Speed up pasting text into Rails console
Recently we had to copy and paste large amounts of text into a ruby console and we found a pretty quick way to do it
Sometimes you just need to copy and paste a load of text into a Rails console!
You would generally start up a new console rails console
and start typing. You may have noticed that in newer versions of Ruby if you paste text it seems to input it quite slowly, one character at a time.
Rails uses IRB to manage the commands you enter and how the output is formatted. In recent years IRB has become an excellent tool, with lots of great features that we all take for granted, a simple one being syntax highlighting.
One of the tools that makes IRB so excellent is called multiline
it allows for, you guessed it! multi line editing.
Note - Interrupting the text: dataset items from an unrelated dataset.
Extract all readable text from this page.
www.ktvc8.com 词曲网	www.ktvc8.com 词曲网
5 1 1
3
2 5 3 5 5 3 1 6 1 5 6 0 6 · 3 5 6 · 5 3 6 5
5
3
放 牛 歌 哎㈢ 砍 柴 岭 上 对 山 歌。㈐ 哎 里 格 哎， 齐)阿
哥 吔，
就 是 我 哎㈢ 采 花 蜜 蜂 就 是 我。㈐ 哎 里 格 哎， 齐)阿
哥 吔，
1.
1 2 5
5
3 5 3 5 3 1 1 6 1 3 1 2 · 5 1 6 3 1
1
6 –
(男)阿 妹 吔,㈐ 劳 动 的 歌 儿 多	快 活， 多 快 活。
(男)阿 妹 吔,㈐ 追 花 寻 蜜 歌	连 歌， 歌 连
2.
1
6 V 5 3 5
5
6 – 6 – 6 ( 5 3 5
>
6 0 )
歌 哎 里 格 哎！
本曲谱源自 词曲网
This is super powerful. But it is also relatively expensive, especially when all you need to do is paste some text and let it run.
If all you need your IRB session to do is let you run a quick command (even if that command is long) then you can start a rails console without it.
To do that you run this command rails console -- --nomultiline
. This will tell IRB to run without using multiline.
If you want to run IRB directly, you can disable multiline support with irb --nomultiline
.
I was running the commands on a Rails application hosted on Heroku, in order to get no multiline support there I ran heroku run "rails console -- --nomultiline" --app my_awesome_rails_app
.
If you’re wondering what the --
is between rails console
and --nomultiline
(I was). It means this is the end of the flags we’re passing to the original command (in this case rails), this means Rails must pass any additional flags right to IRB as an option.